Captive d’Anoushka est un manifeste d’inclusivité qui s’éloigne du porno graphique pour se rapprocher d’une vérité crue, drôle et éthique. Le discours militant en fait une œuvre de son temps.
Critique : Nouvelle collaboration d’Anoushka avec Canal+, après l’exaltant Vivante, Captive surprend par sa différence. Dans une volonté de cinéma vérité qui désorientera les amateurs de X traditionnel, la réalisatrice affirme un vrai travail d’écriture, de psychologie, et d’union des corps dans tout ce que devrait réprouver le cinéma de charme traditionnel. La crudité exposée, qui ne cache en rien la pluralité corporelle, envoie balader l’idée d’une perfection physique, jamais accessible, même avec artifices.
Une approche humaine célébrant la pluralité des corps
Ici, l’humain s’aime tel qu’il est, se désire, mais s’interroge aussi sur des problématiques universelles (la maternité, la PMA pour toutes…). Les dialogues en sont d’autant plus apaisants qu’ils donnent de la chair à son intrigue. Celle-ci suit les réflexions d’une jeune femme psy, déprimée, lassée par son travail et perdue dans son propre ressenti conjugal, en proie au doute. Sa compagne insiste pour qu’elle puisse porter leur enfant, mais c’est sans compter les traumas du passé de l’héroïne, harmonieusement campée par la féministe de nature Misungui.
L’approche d’Anoushka refaçonne les canons de sociabilité, sans chercher à promulguer des codes périmés.
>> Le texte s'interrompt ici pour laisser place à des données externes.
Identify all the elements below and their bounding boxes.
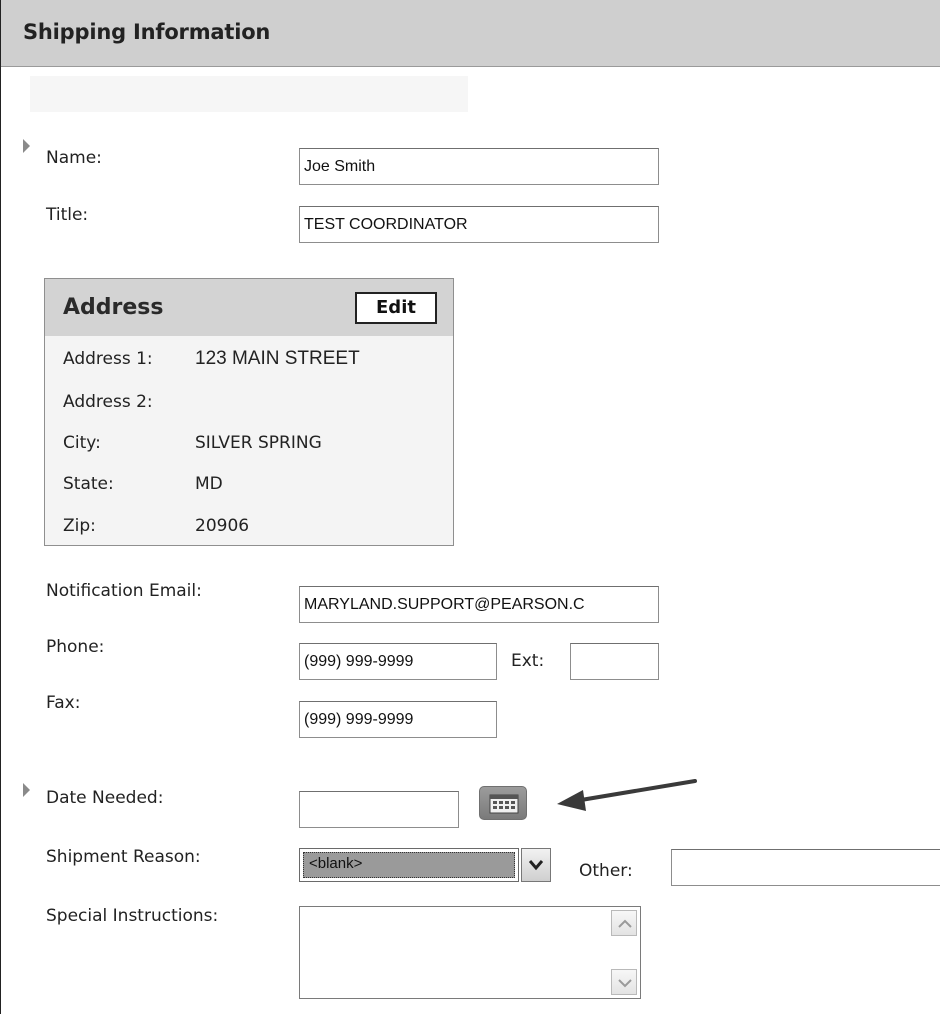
city-value: SILVER SPRING [195,433,322,453]
shipment-reason-selected: <blank> [303,852,515,878]
shipment-reason-label: Shipment Reason: [46,847,201,867]
ext-label: Ext: [511,651,545,671]
chevron-down-icon [529,860,543,871]
city-label: City: [63,433,101,453]
chevron-up-icon [618,919,632,928]
fax-field[interactable]: (999) 999-9999 [299,701,497,738]
date-needed-label: Date Needed: [46,788,164,808]
title-label: Title: [46,205,89,225]
notification-email-field[interactable]: MARYLAND.SUPPORT@PEARSON.C [299,586,659,623]
dropdown-button[interactable] [521,848,551,882]
other-label: Other: [579,861,633,881]
arrow-icon [557,779,697,811]
other-field[interactable] [671,849,940,886]
state-label: State: [63,474,114,494]
address1-label: Address 1: [63,349,153,369]
date-needed-field[interactable] [299,791,459,828]
scrollbar[interactable] [611,910,637,995]
required-marker-icon [23,139,30,153]
ext-field[interactable] [570,643,659,680]
phone-field[interactable]: (999) 999-9999 [299,643,497,680]
notification-email-label: Notification Email: [46,581,202,601]
address-heading: Address [63,295,164,320]
scroll-up-button[interactable] [611,910,637,936]
special-instructions-field[interactable] [299,906,641,999]
address1-value: 123 MAIN STREET [195,348,360,369]
chevron-down-icon [618,979,632,988]
zip-label: Zip: [63,516,96,536]
name-field[interactable]: Joe Smith [299,148,659,185]
state-value: MD [195,474,223,494]
page-title: Shipping Information [23,20,271,44]
shipment-reason-value[interactable]: <blank> [299,848,519,882]
phone-label: Phone: [46,637,105,657]
address-panel: Address Edit Address 1: 123 MAIN STREET … [44,278,454,546]
address2-label: Address 2: [63,392,153,412]
scroll-down-button[interactable] [611,969,637,995]
calendar-icon[interactable] [479,786,527,820]
fax-label: Fax: [46,693,81,713]
title-field[interactable]: TEST COORDINATOR [299,206,659,243]
address-panel-header: Address Edit [45,279,453,336]
required-marker-icon [23,783,30,797]
name-label: Name: [46,148,102,168]
info-bar [30,76,468,112]
special-instructions-label: Special Instructions: [46,906,219,926]
edit-address-button[interactable]: Edit [355,292,437,324]
section-header: Shipping Information [1,0,940,67]
zip-value: 20906 [195,516,250,536]
shipment-reason-select[interactable]: <blank> [299,848,553,882]
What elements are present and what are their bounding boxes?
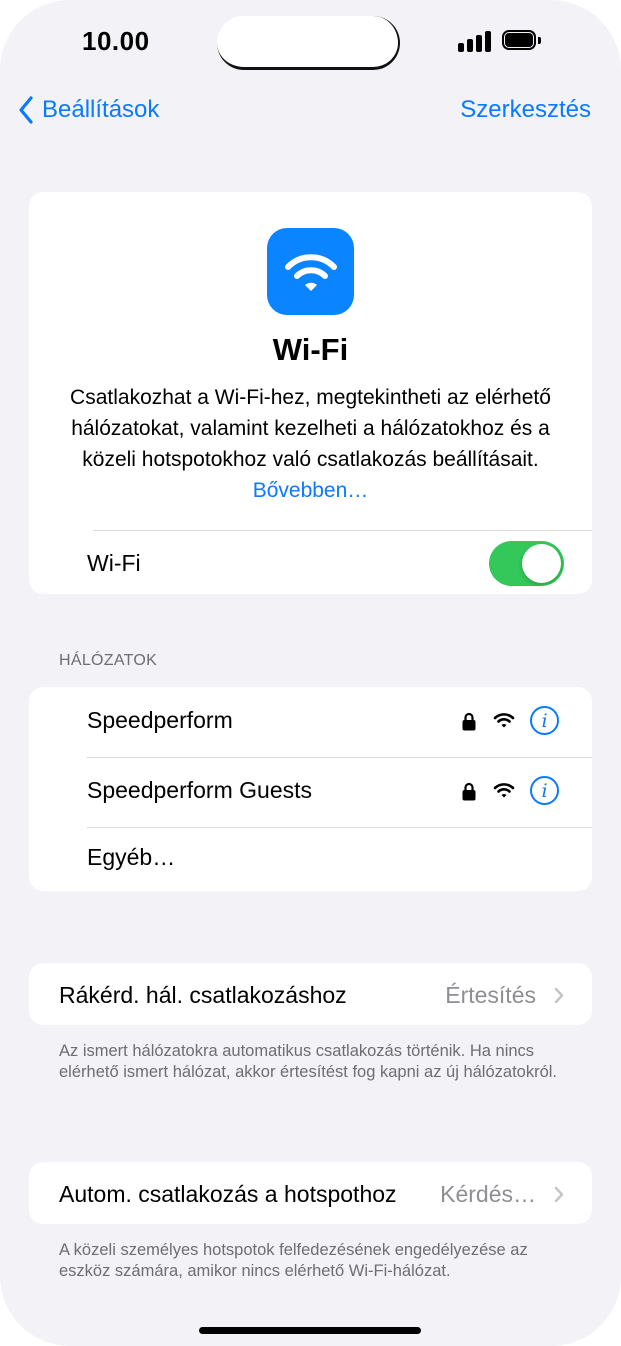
wifi-signal-icon — [493, 713, 515, 728]
edit-button[interactable]: Szerkesztés — [460, 93, 591, 127]
wifi-toggle[interactable] — [489, 541, 564, 586]
wifi-icon — [284, 253, 337, 291]
network-name: Speedperform — [87, 707, 233, 733]
networks-card: Speedperform i Speedperform Guests i Egy… — [29, 687, 592, 891]
chevron-right-icon — [554, 987, 564, 1004]
wifi-signal-icon — [493, 783, 515, 798]
wifi-description: Csatlakozhat a Wi-Fi-hez, megtekintheti … — [69, 382, 552, 506]
network-name: Speedperform Guests — [87, 777, 313, 803]
ask-to-join-footnote: Az ismert hálózatokra automatikus csatla… — [59, 1042, 558, 1081]
wifi-toggle-label: Wi-Fi — [87, 550, 141, 576]
info-icon[interactable]: i — [530, 706, 559, 735]
auto-join-hotspot-row[interactable]: Autom. csatlakozás a hotspothoz Kérdés… — [29, 1162, 592, 1224]
other-network-label: Egyéb… — [87, 844, 176, 870]
phone-screen: 10.00 Beállítások Szerkesztés Wi-Fi Csat… — [0, 0, 621, 1346]
wifi-description-text: Csatlakozhat a Wi-Fi-hez, megtekintheti … — [70, 386, 551, 471]
page-title: Wi-Fi — [272, 332, 349, 367]
network-row-speedperform-guests[interactable]: Speedperform Guests i — [29, 757, 592, 827]
back-button[interactable]: Beállítások — [18, 93, 159, 127]
ask-to-join-row[interactable]: Rákérd. hál. csatlakozáshoz Értesítés — [29, 963, 592, 1025]
lock-icon — [462, 712, 476, 731]
wifi-hero-card: Wi-Fi Csatlakozhat a Wi-Fi-hez, megtekin… — [29, 192, 592, 594]
auto-join-hotspot-label: Autom. csatlakozás a hotspothoz — [59, 1181, 397, 1207]
ask-to-join-label: Rákérd. hál. csatlakozáshoz — [59, 982, 347, 1008]
divider — [93, 530, 592, 531]
ask-to-join-value: Értesítés — [445, 982, 536, 1008]
learn-more-link[interactable]: Bővebben… — [253, 479, 369, 502]
info-icon[interactable]: i — [530, 776, 559, 805]
dynamic-island — [217, 16, 400, 70]
back-button-label: Beállítások — [42, 96, 160, 123]
wifi-app-icon — [267, 228, 354, 315]
chevron-left-icon — [19, 96, 33, 124]
auto-join-hotspot-value: Kérdés… — [440, 1181, 536, 1207]
networks-section-header: HÁLÓZATOK — [59, 652, 158, 669]
status-time: 10.00 — [82, 26, 150, 56]
home-indicator[interactable] — [199, 1327, 421, 1334]
battery-icon — [502, 30, 542, 52]
other-network-row[interactable]: Egyéb… — [29, 827, 592, 891]
cellular-signal-icon — [458, 30, 494, 52]
network-row-speedperform[interactable]: Speedperform i — [29, 687, 592, 757]
auto-join-hotspot-footnote: A közeli személyes hotspotok felfedezésé… — [59, 1241, 528, 1280]
lock-icon — [462, 782, 476, 801]
toggle-knob — [522, 544, 561, 583]
chevron-right-icon — [554, 1186, 564, 1203]
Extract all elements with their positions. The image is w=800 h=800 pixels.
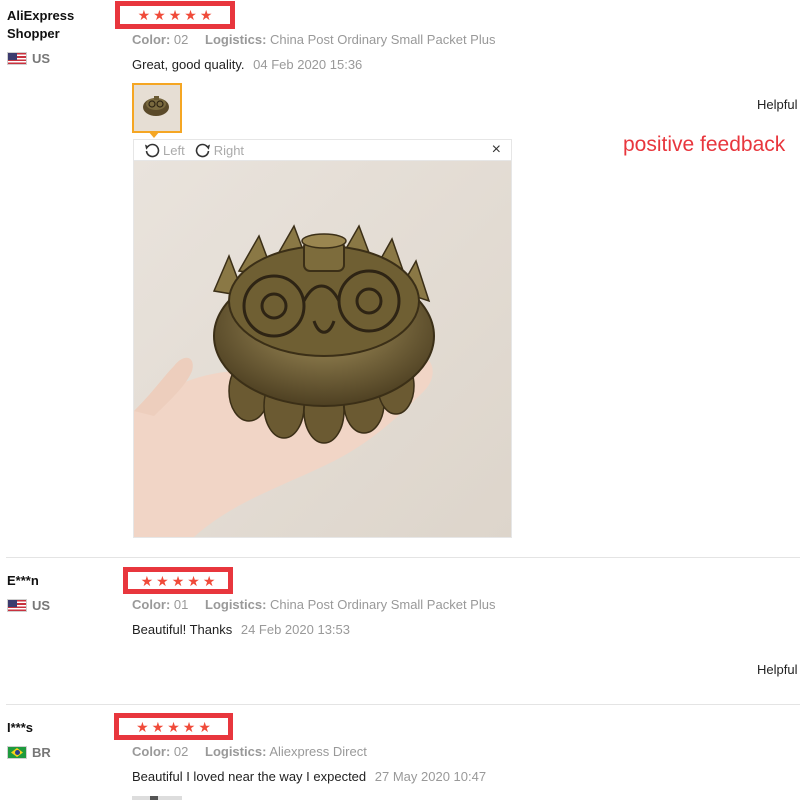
review-photo-thumbnail[interactable] [132,83,182,133]
country-code: BR [32,745,51,760]
helpful-button[interactable]: Helpful [757,662,797,677]
reviewer-name: I***s [7,720,34,735]
star-icon: ★ [153,7,166,23]
review-photo-thumbnail[interactable] [132,796,182,800]
color-label: Color: [132,32,171,47]
reviewer-country: US [7,598,50,613]
star-icon: ★ [182,718,196,735]
br-flag-icon [7,746,27,759]
star-icon: ★ [198,718,211,735]
color-label: Color: [132,744,171,759]
review-divider [6,557,800,558]
color-label: Color: [132,597,171,612]
reviewer-country: BR [7,745,51,760]
rotate-left-button[interactable]: Left [144,142,185,158]
country-code: US [32,51,51,66]
color-value: 01 [173,597,189,612]
star-icon: ★ [202,572,216,589]
review-date: 27 May 2020 10:47 [374,769,487,784]
reviewer-name: AliExpress Shopper [7,8,75,41]
reviewer-name: E***n [7,573,39,588]
star-icon: ★ [137,7,151,23]
reviewer-country: US [7,51,50,66]
incense-burner-photo [134,161,511,537]
star-rating: ★ ★ ★ ★ ★ [123,567,233,594]
color-value: 02 [173,32,189,47]
logistics-value: China Post Ordinary Small Packet Plus [270,597,496,612]
color-value: 02 [173,744,189,759]
star-icon: ★ [156,572,169,589]
review-divider [6,704,800,705]
review-photo-enlarged [133,160,512,538]
rotate-right-button[interactable]: Right [195,142,244,158]
positive-feedback-annotation: positive feedback [623,133,786,156]
star-icon: ★ [171,572,185,589]
country-code: US [32,598,51,613]
order-info: Color: 01 Logistics: China Post Ordinary… [132,597,495,612]
star-icon: ★ [167,718,180,735]
star-icon: ★ [199,7,213,23]
review-comment: Beautiful! Thanks 24 Feb 2020 13:53 [132,622,350,637]
comment-text: Great, good quality. [132,57,245,72]
star-rating: ★ ★ ★ ★ ★ [114,713,233,740]
rotate-right-label: Right [213,142,245,158]
incense-burner-thumbnail-image [134,85,180,131]
rotate-left-label: Left [163,142,185,158]
star-icon: ★ [184,7,197,23]
star-icon: ★ [136,718,149,735]
review-comment: Beautiful I loved near the way I expecte… [132,769,486,784]
logistics-label: Logistics: [205,597,267,612]
order-info: Color: 02 Logistics: Aliexpress Direct [132,744,367,759]
logistics-value: China Post Ordinary Small Packet Plus [270,32,496,47]
helpful-button[interactable]: Helpful [757,97,797,112]
star-icon: ★ [168,7,182,23]
thumbnail-pointer [148,131,160,138]
comment-text: Beautiful I loved near the way I expecte… [132,769,367,784]
star-icon: ★ [187,572,200,589]
star-rating: ★ ★ ★ ★ ★ [115,1,235,29]
image-viewer-toolbar: Left Right × [133,139,512,160]
close-viewer-button[interactable]: × [492,141,501,159]
review-comment: Great, good quality. 04 Feb 2020 15:36 [132,57,362,72]
logistics-label: Logistics: [205,32,267,47]
comment-text: Beautiful! Thanks [132,622,233,637]
logistics-value: Aliexpress Direct [269,744,367,759]
review-date: 04 Feb 2020 15:36 [253,57,363,72]
rotate-left-icon [145,143,160,158]
order-info: Color: 02 Logistics: China Post Ordinary… [132,32,495,47]
star-icon: ★ [151,718,165,735]
logistics-label: Logistics: [205,744,267,759]
us-flag-icon [7,599,27,612]
star-icon: ★ [140,572,154,589]
review-date: 24 Feb 2020 13:53 [240,622,350,637]
us-flag-icon [7,52,27,65]
rotate-right-icon [195,143,210,158]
L’ouverture à une féminisation du point de vue offre à l’œuvre pornographique une vision jamais consommatrice, mais bienveillante, où la jouissance et l’orgasme s’inscrivent dans l’accomplissement de l’autre et de soi, dans une harmonie des sens. Les mises en scène sont toujours inscrites dans l’effort de valoriser l’autre et le collectif.
L’anomalie sociale et le hors genre élevés au rang de normes dans Captive d’Anoushka
Cinéma réalité ne rime pas avec porno amateur : le film est diffusé sur Canal+ le même mois où le X amateur est éclaboussé pour ses excès, ses agressions et sa brutalité. Or tout dans Captive d’Anoushka confine à un travail d’équipe accompli, à une démarche artistique patente. Le signifiant pare l’image d’une texture qui est celui d’une cohérence esthétique et éthique dont la manifestation finale est bien une scène plurielle où la réalisatrice parvient à créer le sentiment d’une réalité filmée. C’est là tout le talent de la conteuse revenant pourtant à son histoire pour conclure ce parcours de femme(s) face aux décisions de vie qui se partagent à deux plutôt que de les laisser scinder le couple.
Une invitation saine au débat d’idées
Les acteurs, saltimbanques polyvalents, affirment leur confiance en ce projet un peu fou, forcément excentrique pour le spectateur un peu éloigné de la réalité philosophique, idéologique, communautariste des Parisiens ou des réseaux sociaux. Sa programmation dans la case du sacrosaint porno de Canal du samedi soir, est revigorante dans sa volonté de proposer une alternative, une différence de bonne foi. Mais est-ce que cette alternative s’inscrit dans une finalité hégémonique pour un cinéma X consensuel de nouveaux bourgeois ? Cela restera l’interrogation finale à se poser.
Plus que jamais le septième art, même confiné au streaming, a besoin de diversité, d’idées alternatives et de créations plurielles. Quant au mot éthique, il rime avec celui de politique. Captive est donc une invitation saine au débat d’idées.
Première diffusion sur Canal+ : le 7 novembre 2021 – interdit aux moins de 18 ans.